Wednesday 28 October 2009

Eigenharp Is a Future of Music Composing

Electronic instruments, particularly synthesizers and controllers, are one of my big fascinations, and I am very excited by the presentation I went for on Thursday. About 3 weeks ago I heard about company Eigenlabs which released the new electronic instrument - Eigenharp Alpha. I have found out that they are touring in UK and will be showing in Glasgow on 29th of October. So I booked a ticket and went to The Classic Grand on Jamaica Street and...

Amazing quality instrument with 120 highly sensitive keys, 12 percussion keys, 2 touch strip controllers, a breath pipe and numerous pedal inputs. The real deal are the keys which have touch sensitivity down to a micron... You hook it to your Mac (PC software coming soon) via special base station, which is a sonic brain for Eigenharp. And you can map basically every physical-modeling or virtual instrument, setup or plug-in that you have there, with a lot of stuff supplied by Eigenlabs and with extremely accessible interface.

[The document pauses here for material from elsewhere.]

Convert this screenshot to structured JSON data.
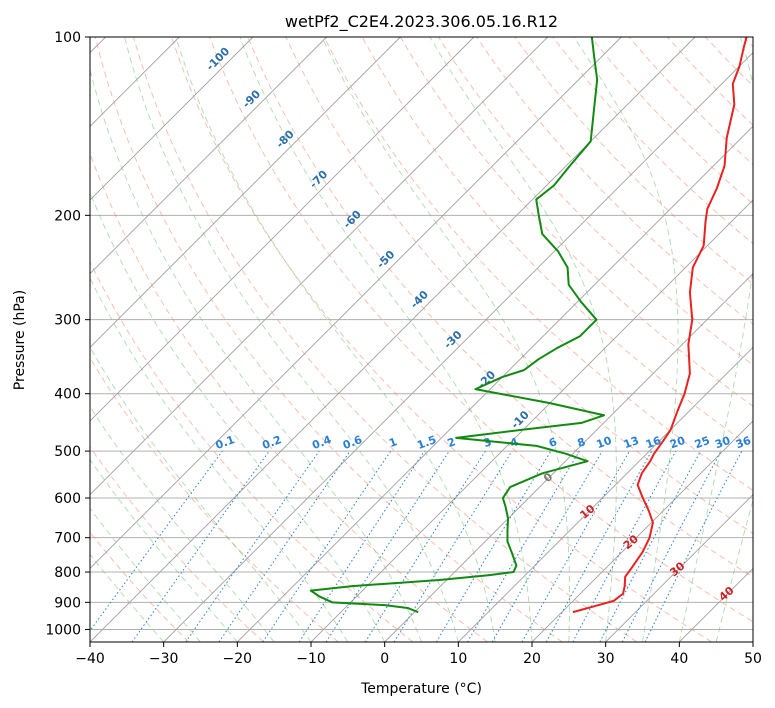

When I was holding it I felt like being in a band that was playing in Cantina in 4th episode of Star Wars:


There is no point to write about all the features. The point is that 8 years of Eigenlabs hard work resulted in this 'musical spaceship' which will probably define the direction in synthesizers design in the next years. The interface is merging two worlds that are so difficult to connect - a futuristic, tactile, sensory, physical device with unlimited and complex galaxy of software synthesizers. And they do it in a way that you won't spend half day to map 5 sounds into your controller...

It is £3950 worth monster, that I would probably buy if I would have that money just for the sake of learning how to play the instrument of the future...

For now, as a mortal, I can still go for Eigenharp Pico. Its just... not the same ;-)

Tuesday 27 October 2009

Printing Image on Your Eye

I will be talking a lot about Augmented Reality. This is an exciting feature that recently invaded most of mobile phones running Android or iPhone, with the number of geolocative applications like Layar, Nearest Tube or Accrossair Browser. It is very simple at this stage, you use camera implemented in your phone together with 3G and GPS location information to display various data on the objects surrounding you. Sounds neat, but in practice I found it bizzare. You stand in the middle of the street waving your phone, but then you get access to information quite quickly and visually attached to reality surrounding you. I used Layar and Nearest Places on iPhone, but I found it a short term fascination. Too small, to distractive as an interface, too complex, not exciting enough.

But the potential is there, a massive one.

Augumented reality projected directly to your retina is a very close possibility.

First you got Brother Industries who designed 'retinal image display' (upper image), where a device attached to glasses frame is drawing the image on your retina using a laser.

Second you got those contact lenses from Prof. Parviz at the University of Washington (lower image), who want to print circuits and LED based displays on the contact lens.

Now both devices are certainly in the trial stages, but its a question of 2-3 years before it will be fully developed and tested by the US army, before making it to the market.

Of course that would lead augumented reality into the new stage where you fully incorporate visual display into your daily real world.

[photo credits: Parviz Research Group, University of Washington; Brother]

Monday 26 October 2009

Become Lifehacker

My recent discovery is Lifehacking. When you work with the computer for 10 hours a day on average (not mentioning iPhone time) you get easily distracted. Although internet can stimulate your brain function, your attention is under constant electronic attack and you might find yourself in a situation when you won't get things done. Study from University of California at Irvine shows that "you are interrupted once every 11 minutes; after any interruption, you take 25 minutes to return to your task".

So the question is how to improve my daily interaction with computer, mobile phone and media? How to 'firewall my attention'? How to increase a control over time I spend at work?

The answer is: Lifehacking. A series of tricks, hints and hacks that you apply in your daily existence to make things better between you, your devices and your time.

Gina Trapani wrote an ultimate geek guide with 116 small hacks described, on different levels of difficulty. You don't need to use them all, the point is to read this book as a hypertext page, where you jump only to the hacks that are useful for you.

This is definitely my book of the month.

PS: I would say this post is for Dr Dude-Chick who is my pal in the journey for searching new ways to optimize life ;-)

Sunday 25 October 2009

Manifesto

This is my third blog, with two previous ones failed. The idea behind the past ones was to write about myself and it was usually working for couple of months, before there was no motivation and also nothing really exciting to write about. I didn't have an urge to dissect my daily life and brag about it online and so my past blogs died after months of inactivity.

But recently I thought that there is something I could share with people, and these are different ideas about technology and science that I have everyday when I search the vast landfields of internet, read the newest scientific papers and generally think about possible directions in my own and others research.

So this third blog isn't supposed to have different format, with small updates on things I found out there that are not about myself, but about the technological reality that surrounds me.